Es hat gut drei Jahrzehnte gebraucht, um in der Zahnmedizin präventive und minimalinvasive Konzepte samt den dazugehörigen diagnostischen und therapeutischen Mitteln so zu entwickeln und in die breite Anwendung zu überführen, dass man heute mit Fug und Recht von einem echten Paradigmenwechsel von der Kuration zur Prävention sprechen kann. Die Erfolge dieser Entwicklung sind hinlänglich bekannt: Kariesrückgang auf breiter Front, mehr erhaltene Zähne und bessere Mundgesundheit bis ins hohe Alter. Im Bereich der GKV ist die Zahl der Füllungsversorgungen seit Langem rückläufig, die Kostenentwicklungen in der zahnärztlichen Versorgung sind seit Jahren unterdurchschnittlich.
Im Gegensatz dazu weisen die Zahlen aus dem Versorgungsgeschehen der MVZ in die entgegengesetzte Richtung.

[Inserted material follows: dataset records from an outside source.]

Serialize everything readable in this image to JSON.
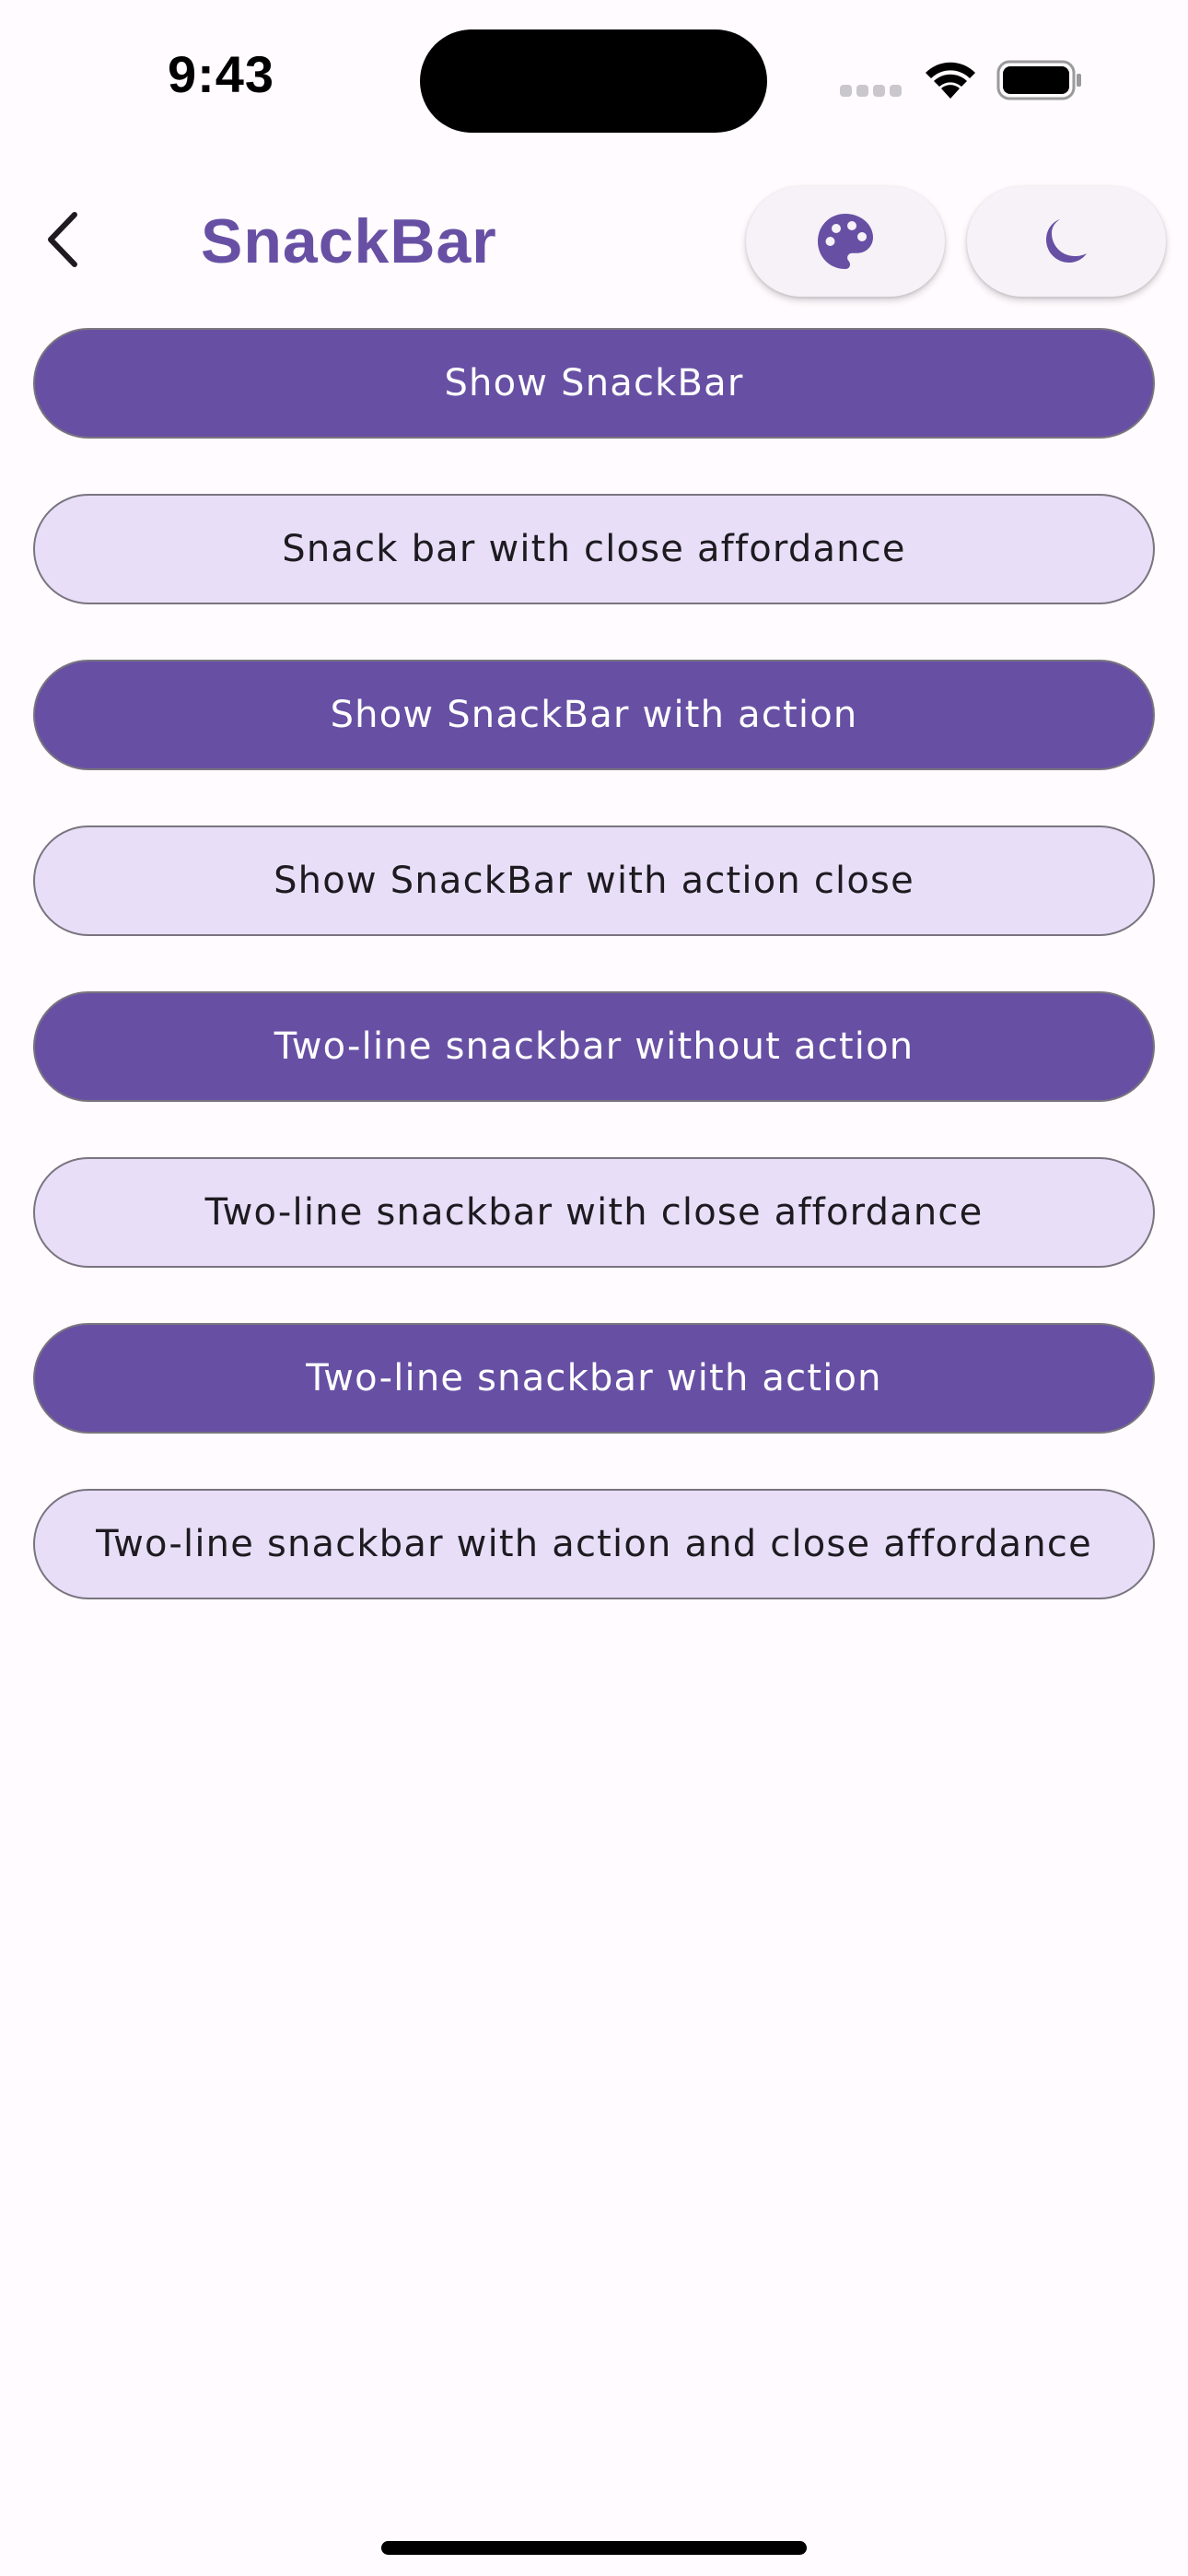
{
  "status_bar": {
    "time": "9:43"
  },
  "app_bar": {
    "title": "SnackBar",
    "back_icon": "chevron-left-icon",
    "palette_icon": "palette-icon",
    "theme_icon": "moon-icon"
  },
  "buttons": [
    {
      "label": "Show SnackBar",
      "style": "filled"
    },
    {
      "label": "Snack bar with close affordance",
      "style": "tonal"
    },
    {
      "label": "Show SnackBar with action",
      "style": "filled"
    },
    {
      "label": "Show SnackBar with action close",
      "style": "tonal"
    },
    {
      "label": "Two-line snackbar without action",
      "style": "filled"
    },
    {
      "label": "Two-line snackbar with close affordance",
      "style": "tonal"
    },
    {
      "label": "Two-line snackbar with action",
      "style": "filled"
    },
    {
      "label": "Two-line snackbar with action and close affordance",
      "style": "tonal"
    }
  ],
  "colors": {
    "primary": "#6750a4",
    "secondary_container": "#e8def8",
    "background": "#fffbfe"
  }
}
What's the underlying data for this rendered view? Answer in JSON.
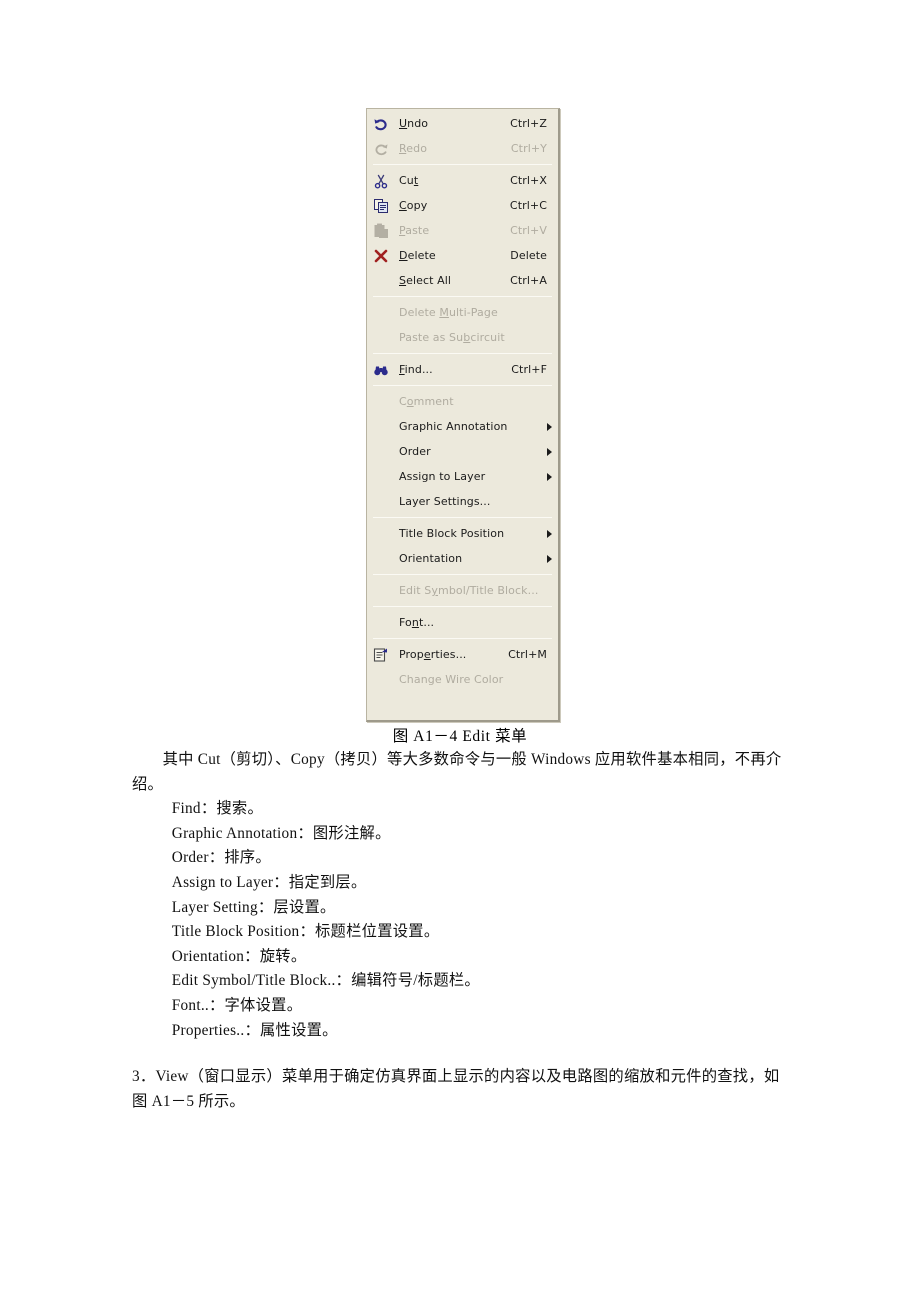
{
  "figure": {
    "caption": "图 A1－4 Edit 菜单",
    "menu_title": "Edit",
    "background_color": "#ECE9DC",
    "items": [
      {
        "label": "Undo",
        "mnemonic": "U",
        "accel": "Ctrl+Z",
        "icon": "undo-arrow-icon",
        "disabled": false,
        "submenu": false
      },
      {
        "label": "Redo",
        "mnemonic": "R",
        "accel": "Ctrl+Y",
        "icon": "redo-arrow-icon",
        "disabled": true,
        "submenu": false
      },
      {
        "separator": true
      },
      {
        "label": "Cut",
        "mnemonic": "t",
        "accel": "Ctrl+X",
        "icon": "scissors-icon",
        "disabled": false,
        "submenu": false
      },
      {
        "label": "Copy",
        "mnemonic": "C",
        "accel": "Ctrl+C",
        "icon": "copy-pages-icon",
        "disabled": false,
        "submenu": false
      },
      {
        "label": "Paste",
        "mnemonic": "P",
        "accel": "Ctrl+V",
        "icon": "clipboard-paste-icon",
        "disabled": true,
        "submenu": false
      },
      {
        "label": "Delete",
        "mnemonic": "D",
        "accel": "Delete",
        "icon": "red-x-icon",
        "disabled": false,
        "submenu": false
      },
      {
        "label": "Select All",
        "mnemonic": "S",
        "accel": "Ctrl+A",
        "icon": "",
        "disabled": false,
        "submenu": false
      },
      {
        "separator": true
      },
      {
        "label": "Delete Multi-Page",
        "mnemonic": "M",
        "accel": "",
        "icon": "",
        "disabled": true,
        "submenu": false
      },
      {
        "label": "Paste as Subcircuit",
        "mnemonic": "b",
        "accel": "",
        "icon": "",
        "disabled": true,
        "submenu": false
      },
      {
        "separator": true
      },
      {
        "label": "Find...",
        "mnemonic": "F",
        "accel": "Ctrl+F",
        "icon": "binoculars-icon",
        "disabled": false,
        "submenu": false
      },
      {
        "separator": true
      },
      {
        "label": "Comment",
        "mnemonic": "o",
        "accel": "",
        "icon": "",
        "disabled": true,
        "submenu": false
      },
      {
        "label": "Graphic Annotation",
        "mnemonic": "",
        "accel": "",
        "icon": "",
        "disabled": false,
        "submenu": true
      },
      {
        "label": "Order",
        "mnemonic": "",
        "accel": "",
        "icon": "",
        "disabled": false,
        "submenu": true
      },
      {
        "label": "Assign to Layer",
        "mnemonic": "",
        "accel": "",
        "icon": "",
        "disabled": false,
        "submenu": true
      },
      {
        "label": "Layer Settings...",
        "mnemonic": "",
        "accel": "",
        "icon": "",
        "disabled": false,
        "submenu": false
      },
      {
        "separator": true
      },
      {
        "label": "Title Block Position",
        "mnemonic": "",
        "accel": "",
        "icon": "",
        "disabled": false,
        "submenu": true
      },
      {
        "label": "Orientation",
        "mnemonic": "",
        "accel": "",
        "icon": "",
        "disabled": false,
        "submenu": true
      },
      {
        "separator": true
      },
      {
        "label": "Edit Symbol/Title Block...",
        "mnemonic": "y",
        "accel": "",
        "icon": "",
        "disabled": true,
        "submenu": false
      },
      {
        "separator": true
      },
      {
        "label": "Font...",
        "mnemonic": "n",
        "accel": "",
        "icon": "",
        "disabled": false,
        "submenu": false
      },
      {
        "separator": true
      },
      {
        "label": "Properties...",
        "mnemonic": "e",
        "accel": "Ctrl+M",
        "icon": "properties-icon",
        "disabled": false,
        "submenu": false
      },
      {
        "label": "Change Wire Color",
        "mnemonic": "",
        "accel": "",
        "icon": "",
        "disabled": true,
        "submenu": false
      }
    ]
  },
  "document": {
    "paragraphs": [
      {
        "type": "indent",
        "text": "其中 Cut（剪切）、Copy（拷贝）等大多数命令与一般 Windows 应用软件基本相同，不再介绍。"
      },
      {
        "type": "tab",
        "text": "Find：搜索。"
      },
      {
        "type": "tab",
        "text": "Graphic Annotation：图形注解。"
      },
      {
        "type": "tab",
        "text": "Order：排序。"
      },
      {
        "type": "tab",
        "text": "Assign to Layer：指定到层。"
      },
      {
        "type": "tab",
        "text": "Layer Setting：层设置。"
      },
      {
        "type": "tab",
        "text": "Title Block Position：标题栏位置设置。"
      },
      {
        "type": "tab",
        "text": "Orientation：旋转。"
      },
      {
        "type": "tab",
        "text": "Edit Symbol/Title Block..：编辑符号/标题栏。"
      },
      {
        "type": "tab",
        "text": "Font..：字体设置。"
      },
      {
        "type": "tab",
        "text": "Properties..：属性设置。"
      },
      {
        "type": "gap",
        "text": ""
      },
      {
        "type": "plain",
        "text": "3．View（窗口显示）菜单用于确定仿真界面上显示的内容以及电路图的缩放和元件的查找，如图 A1－5 所示。"
      }
    ]
  }
}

Aufwendige, teure und nicht zuletzt invasivere Versorgungen – übrigens auch mit all ihren Risiken – stehen im Fokus der Investoren. Wird dem Trend zu immer mehr Investoren-MVZ nicht Einhalt geboten, sind wir dabei, die Erfolge einer präventionsorientierten und immer minmalinvasiver vorgehenden Zahnmedizin zu verspielen und das Rad der Entwicklung zurückzudrehen.
Die Entwicklung zu mehr Mundgesundheit in unserem Land hat sich nicht mit renditeorientierten Investoren-MVZ, sondern mit einer intakten Struktur niedergelassener Zahnärzte vollzogen. Warum nur – so muss man fragen – will man ein gewachsenes und hervorragend funktionierendes System in so radikaler Weise verändern? Das käme einem Paradigmenwechsel gleich – allerdings in eine Richtung, die niemand wirklich wollen kann.